De son côté, Pascal Affi N’Guessan, ancien Premier ministre et candidat du Front populaire ivoirien (FPI), a exhorté le locataire de l’Élysée à se prononcer. Dans une lettre ouverte en date du 2 septembre, il a précisé que le silence de la France «autorise toutes les supputations» en Côte d’Ivoire et qu’une prise de position claire de Paris sur cette candidature «est, a contrario, très attendue», a-t-il affirmé.

Le parti au pouvoir veut «préparer la relève»

Réunis dans un grand café parisien mardi 1er septembre avec un petit groupe de journalistes spécialistes de l’Afrique, dont Sputnik France, pas moins de cinq ministres ivoiriens appartenant à la mouvance présidentielle se sont prêtés au jeu des questions-réponses sur la situation qui prévaut actuellement en Côte d’Ivoire.

D’emblée, le porte-parole du gouvernement Mamadou Touré a affirmé que «le soutien à la candidature du Président Alassane Ouattara a rencontré un large soutien dans le pays», contrairement aux informations que l’opposition fait circuler en France.
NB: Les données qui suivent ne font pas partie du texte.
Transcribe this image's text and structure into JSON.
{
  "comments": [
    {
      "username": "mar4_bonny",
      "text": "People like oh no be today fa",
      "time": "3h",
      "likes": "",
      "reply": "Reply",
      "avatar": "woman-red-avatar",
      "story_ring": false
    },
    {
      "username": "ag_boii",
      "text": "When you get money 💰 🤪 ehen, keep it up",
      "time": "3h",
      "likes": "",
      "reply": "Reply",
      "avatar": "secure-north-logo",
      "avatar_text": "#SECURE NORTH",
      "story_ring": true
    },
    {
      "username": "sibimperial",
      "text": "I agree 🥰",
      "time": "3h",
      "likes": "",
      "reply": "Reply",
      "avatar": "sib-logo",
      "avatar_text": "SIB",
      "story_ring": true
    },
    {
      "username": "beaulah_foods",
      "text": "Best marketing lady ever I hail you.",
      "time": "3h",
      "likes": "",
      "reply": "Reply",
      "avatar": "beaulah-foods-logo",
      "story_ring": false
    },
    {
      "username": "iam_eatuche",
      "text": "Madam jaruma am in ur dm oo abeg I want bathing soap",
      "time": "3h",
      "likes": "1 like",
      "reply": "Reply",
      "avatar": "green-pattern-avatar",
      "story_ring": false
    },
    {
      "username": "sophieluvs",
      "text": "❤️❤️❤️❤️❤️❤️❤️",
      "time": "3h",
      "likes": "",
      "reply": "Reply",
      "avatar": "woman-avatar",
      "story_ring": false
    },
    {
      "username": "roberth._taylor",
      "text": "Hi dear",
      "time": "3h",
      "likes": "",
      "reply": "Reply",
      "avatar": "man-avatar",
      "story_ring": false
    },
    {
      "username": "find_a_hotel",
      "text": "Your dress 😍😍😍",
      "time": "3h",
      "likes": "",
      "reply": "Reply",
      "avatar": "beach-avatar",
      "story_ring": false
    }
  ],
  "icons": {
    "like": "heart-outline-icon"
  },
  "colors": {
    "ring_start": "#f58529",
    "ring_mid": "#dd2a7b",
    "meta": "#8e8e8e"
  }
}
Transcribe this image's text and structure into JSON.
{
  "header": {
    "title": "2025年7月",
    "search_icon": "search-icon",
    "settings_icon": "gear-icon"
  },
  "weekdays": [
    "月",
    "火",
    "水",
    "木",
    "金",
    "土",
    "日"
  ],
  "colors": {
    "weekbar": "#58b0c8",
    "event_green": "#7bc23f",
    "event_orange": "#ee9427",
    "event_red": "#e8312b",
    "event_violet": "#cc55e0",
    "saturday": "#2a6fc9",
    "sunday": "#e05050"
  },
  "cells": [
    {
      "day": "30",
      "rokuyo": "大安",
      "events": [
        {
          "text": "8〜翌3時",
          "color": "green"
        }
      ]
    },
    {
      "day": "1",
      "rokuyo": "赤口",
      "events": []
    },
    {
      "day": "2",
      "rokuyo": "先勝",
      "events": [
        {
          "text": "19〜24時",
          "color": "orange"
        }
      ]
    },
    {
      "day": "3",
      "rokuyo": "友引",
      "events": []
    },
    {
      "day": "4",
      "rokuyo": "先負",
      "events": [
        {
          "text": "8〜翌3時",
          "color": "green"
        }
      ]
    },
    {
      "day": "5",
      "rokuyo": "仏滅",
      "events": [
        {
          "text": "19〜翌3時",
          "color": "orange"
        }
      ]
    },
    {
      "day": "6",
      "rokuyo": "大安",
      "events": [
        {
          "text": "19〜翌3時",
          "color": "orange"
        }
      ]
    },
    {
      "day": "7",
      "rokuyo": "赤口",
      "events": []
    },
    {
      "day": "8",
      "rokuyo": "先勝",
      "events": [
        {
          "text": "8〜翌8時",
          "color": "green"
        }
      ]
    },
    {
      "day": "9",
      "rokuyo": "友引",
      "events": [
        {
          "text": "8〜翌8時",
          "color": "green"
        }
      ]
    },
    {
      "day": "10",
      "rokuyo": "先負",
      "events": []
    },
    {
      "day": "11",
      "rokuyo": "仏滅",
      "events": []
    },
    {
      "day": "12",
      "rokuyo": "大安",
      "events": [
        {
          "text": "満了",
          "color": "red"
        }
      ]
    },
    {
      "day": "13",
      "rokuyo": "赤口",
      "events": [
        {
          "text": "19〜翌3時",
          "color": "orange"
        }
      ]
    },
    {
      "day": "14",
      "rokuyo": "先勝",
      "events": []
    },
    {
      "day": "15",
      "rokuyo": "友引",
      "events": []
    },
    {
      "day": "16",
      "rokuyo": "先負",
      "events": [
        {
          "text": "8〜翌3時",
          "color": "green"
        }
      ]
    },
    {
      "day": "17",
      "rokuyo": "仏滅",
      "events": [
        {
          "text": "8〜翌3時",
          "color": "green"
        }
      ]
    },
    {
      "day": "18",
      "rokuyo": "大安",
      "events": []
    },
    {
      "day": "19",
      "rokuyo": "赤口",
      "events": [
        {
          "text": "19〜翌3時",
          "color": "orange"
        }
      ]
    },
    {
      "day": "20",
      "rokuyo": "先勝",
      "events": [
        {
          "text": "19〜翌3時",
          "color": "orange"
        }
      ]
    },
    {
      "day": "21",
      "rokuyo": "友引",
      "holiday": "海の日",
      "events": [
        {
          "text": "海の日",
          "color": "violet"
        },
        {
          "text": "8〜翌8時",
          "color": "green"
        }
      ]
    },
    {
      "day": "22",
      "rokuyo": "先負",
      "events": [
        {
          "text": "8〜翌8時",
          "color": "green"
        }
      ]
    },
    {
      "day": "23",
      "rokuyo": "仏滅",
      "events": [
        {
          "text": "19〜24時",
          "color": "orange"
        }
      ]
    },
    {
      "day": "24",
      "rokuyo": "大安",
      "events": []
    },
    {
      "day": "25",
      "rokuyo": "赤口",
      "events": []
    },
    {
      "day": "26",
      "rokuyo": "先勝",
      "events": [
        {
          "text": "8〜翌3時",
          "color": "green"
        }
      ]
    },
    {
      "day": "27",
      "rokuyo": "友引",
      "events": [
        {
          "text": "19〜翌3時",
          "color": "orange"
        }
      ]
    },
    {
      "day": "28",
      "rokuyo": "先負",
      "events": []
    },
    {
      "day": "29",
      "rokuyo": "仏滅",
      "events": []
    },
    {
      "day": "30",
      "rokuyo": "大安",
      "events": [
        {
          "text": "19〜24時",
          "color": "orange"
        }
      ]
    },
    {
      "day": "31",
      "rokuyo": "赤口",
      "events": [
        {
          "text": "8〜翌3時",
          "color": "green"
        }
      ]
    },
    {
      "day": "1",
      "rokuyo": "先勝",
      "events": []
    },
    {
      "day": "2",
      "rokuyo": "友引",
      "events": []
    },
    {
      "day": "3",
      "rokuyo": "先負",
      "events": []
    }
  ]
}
© Sputnik . cholzbauermadisDe gauche à droite: Mamadou Touré, ministre de la Promotion de la jeunesse, Eugène Aka Aouélé, ministre de la Santé et de l’Hygiène publique, Adama Bictogo, directeur exécutif du RHDP, Alain Richard Donwahi, ministre des Eaux et Forêts et ex-ministre de la Défense.
Présidentielle en Côte d’Ivoire: la France, priée de jouer les arbitres, doit éviter le faux pas - Sputnik Afrique
De gauche à droite: Mamadou Touré, ministre de la Promotion de la jeunesse, Eugène Aka Aouélé, ministre de la Santé et de l’Hygiène publique, Adama Bictogo, directeur exécutif du RHDP, Alain Richard Donwahi, ministre des Eaux et Forêts et ex-ministre de la Défense.

Pour le directeur exécutif du RHDP, Adama Bictogo, ce soutien à la candidature du Président sortant peut non seulement se mesurer «par le nombre de partisans mobilisés au grand stade d’Abidjan le 6 août dernier, qui a atteint les 200.000», mais également par «le parrainage et le ralliement de personnalités dans les autres partis».

Quant à savoir pourquoi le RHDP n’a pas été en mesure de trouver un candidat «plus jeune» après le décès de son prétendant désigné, le Premier ministre Amadou Gon Coulibaly, le 8 juillet dernier, le haut cadre du RHDP a été catégorique:

«Une candidature présidentielle, ça ne s’improvise pas. On doit se coucher le soir en pensant que l’on va être Président et on doit se lever le matin en pensant que l’on va être Président. L’ensemble des cadres du RHDP ont estimé qu’il n’y avait personne dans ses rangs avec une stature suffisante pour endosser ce costume. Notre Président a accepté de rempiler avec, justement, l’idée de préparer la relève», a expliqué Adama Bictogo.